US WTI Crude Oil: Daily Chart

WTI Oil FAQs

WTI Oil is a type of Crude Oil sold on international markets. The WTI stands for West Texas Intermediate, one of three major types including Brent and Dubai Crude. WTI is also referred to as “light” and “sweet” because of its relatively low gravity and sulfur content respectively. It is considered a high quality Oil that is easily refined. It is sourced in the United States and distributed via the Cushing hub, which is considered “The Pipeline Crossroads of the World”. It is a benchmark for the Oil market and WTI price is frequently quoted in the media.

Like all assets, supply and demand are the key drivers of WTI Oil price. As such, global growth can be a driver of increased demand and vice versa for weak global growth. Political instability, wars, and sanctions can disrupt supply and impact prices. The decisions of OPEC, a group of major Oil-producing countries, is another key driver of price. The value of the US Dollar influences the price of WTI Crude Oil, since Oil is predominantly traded in US Dollars, thus a weaker US Dollar can make Oil more affordable and vice versa.

The weekly Oil inventory reports published by the American Petroleum Institute (API) and the Energy Information Agency (EIA) impact the price of WTI Oil. Changes in inventories reflect fluctuating supply and demand. If the data shows a drop in inventories it can indicate increased demand, pushing up Oil price. Higher inventories can reflect increased supply, pushing down prices. API’s report is published every Tuesday and EIA’s the day after. Their results are usually similar, falling within 1% of each other 75% of the time. The EIA data is considered more reliable, since it is a government agency.
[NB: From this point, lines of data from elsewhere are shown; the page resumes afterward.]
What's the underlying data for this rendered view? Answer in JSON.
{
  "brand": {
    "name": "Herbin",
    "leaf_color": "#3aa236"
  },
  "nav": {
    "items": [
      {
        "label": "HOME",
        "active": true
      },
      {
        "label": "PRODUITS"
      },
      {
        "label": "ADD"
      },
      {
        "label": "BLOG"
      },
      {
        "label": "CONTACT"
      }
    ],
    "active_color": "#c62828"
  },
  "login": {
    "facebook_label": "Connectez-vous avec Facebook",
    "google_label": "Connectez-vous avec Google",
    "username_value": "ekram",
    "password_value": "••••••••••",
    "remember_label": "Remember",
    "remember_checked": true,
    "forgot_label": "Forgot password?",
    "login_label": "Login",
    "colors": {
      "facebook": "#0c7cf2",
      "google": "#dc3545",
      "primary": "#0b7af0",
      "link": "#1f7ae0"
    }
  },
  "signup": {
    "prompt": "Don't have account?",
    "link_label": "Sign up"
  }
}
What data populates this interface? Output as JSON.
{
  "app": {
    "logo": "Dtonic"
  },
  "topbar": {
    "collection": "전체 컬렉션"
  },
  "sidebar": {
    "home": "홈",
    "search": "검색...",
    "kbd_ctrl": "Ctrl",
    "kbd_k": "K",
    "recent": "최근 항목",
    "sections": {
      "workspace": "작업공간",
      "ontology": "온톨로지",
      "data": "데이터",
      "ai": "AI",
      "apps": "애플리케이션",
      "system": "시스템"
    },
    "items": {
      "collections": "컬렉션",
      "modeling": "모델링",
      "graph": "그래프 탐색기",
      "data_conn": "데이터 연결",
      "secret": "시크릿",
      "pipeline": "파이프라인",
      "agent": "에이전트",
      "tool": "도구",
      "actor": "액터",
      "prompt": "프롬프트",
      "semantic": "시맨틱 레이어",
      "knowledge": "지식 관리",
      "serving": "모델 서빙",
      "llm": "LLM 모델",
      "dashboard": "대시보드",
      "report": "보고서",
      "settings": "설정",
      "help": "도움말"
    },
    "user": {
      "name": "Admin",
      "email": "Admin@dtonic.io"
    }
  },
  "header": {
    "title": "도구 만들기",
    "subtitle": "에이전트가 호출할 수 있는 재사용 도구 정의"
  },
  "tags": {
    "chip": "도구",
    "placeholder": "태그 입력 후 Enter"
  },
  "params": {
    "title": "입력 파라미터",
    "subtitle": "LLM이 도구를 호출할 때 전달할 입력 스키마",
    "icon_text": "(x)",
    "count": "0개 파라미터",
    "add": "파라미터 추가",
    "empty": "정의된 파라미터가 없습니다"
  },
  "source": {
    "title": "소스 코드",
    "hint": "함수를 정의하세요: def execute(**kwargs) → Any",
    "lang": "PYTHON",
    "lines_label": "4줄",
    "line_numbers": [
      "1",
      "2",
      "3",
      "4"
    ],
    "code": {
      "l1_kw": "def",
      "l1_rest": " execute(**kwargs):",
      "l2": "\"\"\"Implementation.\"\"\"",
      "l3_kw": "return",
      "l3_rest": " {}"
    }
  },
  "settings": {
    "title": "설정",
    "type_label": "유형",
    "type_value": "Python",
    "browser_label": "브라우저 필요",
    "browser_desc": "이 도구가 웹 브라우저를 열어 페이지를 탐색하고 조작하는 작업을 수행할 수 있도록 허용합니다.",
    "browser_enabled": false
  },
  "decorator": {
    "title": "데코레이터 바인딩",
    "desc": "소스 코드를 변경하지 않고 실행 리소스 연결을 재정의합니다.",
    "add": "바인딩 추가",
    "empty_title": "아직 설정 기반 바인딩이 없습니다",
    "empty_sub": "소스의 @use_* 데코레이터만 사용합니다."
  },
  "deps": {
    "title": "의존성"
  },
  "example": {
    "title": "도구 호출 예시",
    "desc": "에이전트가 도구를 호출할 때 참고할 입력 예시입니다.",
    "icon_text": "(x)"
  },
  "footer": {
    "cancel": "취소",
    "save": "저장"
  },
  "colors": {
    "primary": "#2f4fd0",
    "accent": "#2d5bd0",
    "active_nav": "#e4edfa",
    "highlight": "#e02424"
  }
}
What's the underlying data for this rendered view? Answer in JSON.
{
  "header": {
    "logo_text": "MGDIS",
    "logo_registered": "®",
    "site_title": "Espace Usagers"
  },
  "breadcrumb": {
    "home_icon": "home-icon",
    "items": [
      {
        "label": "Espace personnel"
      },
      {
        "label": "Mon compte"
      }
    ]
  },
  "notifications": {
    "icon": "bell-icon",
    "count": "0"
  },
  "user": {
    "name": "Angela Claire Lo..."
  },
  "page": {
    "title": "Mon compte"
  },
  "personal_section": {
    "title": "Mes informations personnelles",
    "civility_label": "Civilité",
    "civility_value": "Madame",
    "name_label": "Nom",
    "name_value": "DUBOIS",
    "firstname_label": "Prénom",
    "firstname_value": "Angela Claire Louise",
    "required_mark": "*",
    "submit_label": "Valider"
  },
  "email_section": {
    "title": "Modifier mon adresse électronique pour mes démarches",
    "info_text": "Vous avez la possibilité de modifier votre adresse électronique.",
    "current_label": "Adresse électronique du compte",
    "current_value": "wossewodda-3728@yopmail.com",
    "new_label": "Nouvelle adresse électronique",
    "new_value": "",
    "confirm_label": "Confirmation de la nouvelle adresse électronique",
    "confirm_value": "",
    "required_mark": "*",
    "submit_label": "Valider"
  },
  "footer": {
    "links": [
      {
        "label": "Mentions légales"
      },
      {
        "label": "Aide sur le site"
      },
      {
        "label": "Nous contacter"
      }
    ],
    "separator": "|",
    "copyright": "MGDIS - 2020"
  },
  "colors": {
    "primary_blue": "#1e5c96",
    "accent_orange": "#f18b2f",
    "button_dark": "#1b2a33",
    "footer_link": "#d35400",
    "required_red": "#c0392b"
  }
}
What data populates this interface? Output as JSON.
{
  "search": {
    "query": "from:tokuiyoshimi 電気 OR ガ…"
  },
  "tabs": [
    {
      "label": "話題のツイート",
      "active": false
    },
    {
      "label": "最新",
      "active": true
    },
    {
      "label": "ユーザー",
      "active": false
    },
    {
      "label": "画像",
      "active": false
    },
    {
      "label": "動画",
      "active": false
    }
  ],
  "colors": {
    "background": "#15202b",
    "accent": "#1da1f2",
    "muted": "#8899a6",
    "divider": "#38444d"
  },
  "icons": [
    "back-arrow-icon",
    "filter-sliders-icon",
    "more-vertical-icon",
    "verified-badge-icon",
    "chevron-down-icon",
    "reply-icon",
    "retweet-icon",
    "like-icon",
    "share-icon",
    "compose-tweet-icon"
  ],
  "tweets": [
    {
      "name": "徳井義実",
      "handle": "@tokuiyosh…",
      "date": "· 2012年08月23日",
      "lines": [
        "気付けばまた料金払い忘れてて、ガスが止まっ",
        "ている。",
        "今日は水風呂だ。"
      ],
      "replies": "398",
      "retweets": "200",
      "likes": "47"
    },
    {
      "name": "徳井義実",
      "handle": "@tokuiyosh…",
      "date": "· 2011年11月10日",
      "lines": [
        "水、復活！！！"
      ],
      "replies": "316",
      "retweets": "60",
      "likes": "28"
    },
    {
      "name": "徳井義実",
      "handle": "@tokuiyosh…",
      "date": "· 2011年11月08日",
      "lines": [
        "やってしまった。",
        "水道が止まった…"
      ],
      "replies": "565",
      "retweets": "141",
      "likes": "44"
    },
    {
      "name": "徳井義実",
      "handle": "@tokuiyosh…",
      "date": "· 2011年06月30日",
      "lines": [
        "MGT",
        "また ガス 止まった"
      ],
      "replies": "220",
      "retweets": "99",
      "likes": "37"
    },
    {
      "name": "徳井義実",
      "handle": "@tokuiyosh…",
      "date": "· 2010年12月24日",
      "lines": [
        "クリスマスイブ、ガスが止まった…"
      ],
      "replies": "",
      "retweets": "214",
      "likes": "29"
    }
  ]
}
OPEC (Organization of the Petroleum Exporting Countries) is a group of 13 Oil-producing nations who collectively decide production quotas for member countries at twice-yearly meetings. Their decisions often impact WTI Oil prices. When OPEC decides to lower quotas, it can tighten supply, pushing up Oil prices. When OPEC increases production, it has the opposite effect. OPEC+ refers to an expanded group that includes ten extra non-OPEC members, the most notable of which is Russia.